3. Fabolous, The S.O.U.L. Tape
Somewhat quietly, Fabolous has become one of the most consistent, seasoned rappers around. More than a decade deep into his career, Fab didn’t drop an album this year, but he was able to make his mark thanks to April’s mixtape The S.O.U.L. Tape. Evolving into one of the go-to guys for an R&B feature and raps for the ladies, the Brooklyn native focused his efforts on—you guessed it—soulful production, on the release. With a mix of original production and mixtape style beat-jacking, the project was far from a soft offering for the ladies, though. The smooth rhymer turned things up on cuts like “Phone Numbers” and the New York voltron record “Mo Brooklyn, Mo Harlem, Mo Southside,” featuring Vado and Lloyd Banks. Kicking his signature wit and sneaking in some subliminal shots, Fab proved that he doesn’t plan on going anywhere anytime soon, no matter what kind of beat he’s riding.


2. Meek Mill, Dreamchasers
It’s been a grind for Meek Mill. After spending a few years churning out mixtapes to get his home city of Philadelphia behind him, the rhyme slinger signed to Maybach Music Group in February and became a 2011 XXL Freshman the next month. By May, he was holding his own on the MMG compilation Self Made, Vol. 1, and then gained a stranglehold on the summer with “I’ma Boss.” The 24-year-old got his solo moment to shine in the limelight with Dreamchasers, his highly anticipated August mixtape. The tape lived up to the hype, displaying Meek’s frenzied, hungry flow over exciting production from Jahlil Beats, Lex Luger, All Star and more. The DJ Drama-hosted tape found the Philly spitter kicking inspired raps about life on the street, coming from the bottom, living good and not letting up. In addition to “I’ma Boss” and “Work,” also alongside Ross, highlights included linking with fellow Philly natives Beanie Sigel (“Dreamchasers”) and Young Chris (“House Party”), with the latter collab becoming a radio hit.
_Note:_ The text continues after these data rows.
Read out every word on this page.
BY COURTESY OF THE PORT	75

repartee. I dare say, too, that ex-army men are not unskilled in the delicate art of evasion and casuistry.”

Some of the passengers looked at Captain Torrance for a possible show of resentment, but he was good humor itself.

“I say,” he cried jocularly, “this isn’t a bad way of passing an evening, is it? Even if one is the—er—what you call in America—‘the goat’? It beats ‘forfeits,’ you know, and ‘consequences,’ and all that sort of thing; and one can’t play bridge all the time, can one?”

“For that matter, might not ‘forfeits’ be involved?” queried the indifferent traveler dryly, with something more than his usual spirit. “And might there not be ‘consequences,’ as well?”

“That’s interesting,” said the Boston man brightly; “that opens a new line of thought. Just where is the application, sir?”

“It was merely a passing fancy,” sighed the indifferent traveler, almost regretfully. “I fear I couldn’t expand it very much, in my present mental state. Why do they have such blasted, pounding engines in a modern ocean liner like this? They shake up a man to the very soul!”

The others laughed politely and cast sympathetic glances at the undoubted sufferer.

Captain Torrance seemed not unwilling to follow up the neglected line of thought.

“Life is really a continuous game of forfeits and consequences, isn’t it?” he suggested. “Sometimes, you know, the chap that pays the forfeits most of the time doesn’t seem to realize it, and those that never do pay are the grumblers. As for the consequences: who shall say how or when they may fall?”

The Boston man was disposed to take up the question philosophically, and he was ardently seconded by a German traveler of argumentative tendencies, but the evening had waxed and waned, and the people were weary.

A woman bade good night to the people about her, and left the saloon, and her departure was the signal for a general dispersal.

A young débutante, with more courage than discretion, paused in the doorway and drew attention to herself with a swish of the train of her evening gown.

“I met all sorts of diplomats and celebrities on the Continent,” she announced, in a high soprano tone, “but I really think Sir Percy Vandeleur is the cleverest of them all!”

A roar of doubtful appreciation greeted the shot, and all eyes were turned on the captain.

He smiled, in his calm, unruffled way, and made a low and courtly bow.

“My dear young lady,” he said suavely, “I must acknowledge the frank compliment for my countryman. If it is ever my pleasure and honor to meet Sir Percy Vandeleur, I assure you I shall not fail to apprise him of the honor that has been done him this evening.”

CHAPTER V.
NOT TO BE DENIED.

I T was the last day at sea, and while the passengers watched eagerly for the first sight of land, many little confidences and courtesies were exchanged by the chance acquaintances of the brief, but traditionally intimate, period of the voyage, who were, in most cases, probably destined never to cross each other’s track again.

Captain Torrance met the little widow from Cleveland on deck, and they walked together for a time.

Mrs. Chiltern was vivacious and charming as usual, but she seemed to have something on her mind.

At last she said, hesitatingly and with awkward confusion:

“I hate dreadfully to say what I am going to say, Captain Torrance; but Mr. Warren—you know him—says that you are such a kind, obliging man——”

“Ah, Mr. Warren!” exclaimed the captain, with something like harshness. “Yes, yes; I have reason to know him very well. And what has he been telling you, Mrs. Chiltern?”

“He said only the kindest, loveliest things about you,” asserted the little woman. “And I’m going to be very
1. Big K.R.I.T., Return of 4Eva
Thanks to his 2010 project K.R.I.T. Wuz Here, Big K.R.I.T. became a mainstay in any discussions about who had next, especially among Southern circles. Following a signing to Def Jam, touring, and a 2011 XXL Freshman cover, the Mississippi native re-emerged in March with Return of 4Eva. The free album—like the previous one, entirely self-produced—displayed K.R.I.T.’s keen ear for soulful sounds as well as steady growth in his content. From ride around anthems to conscious approaches to deeply personal moments, the release was immaculate in its depth and passion. To compliment Krizzle’s own skills, he brought along guests like David Banner and Chamillionaire, as well as Ludacris and Bun B, who helped with the Billboard charting single “Country Shit (Remix).” This opus is sure to continue to hold fans over as the Cinematic signee preps his debut album for 2012.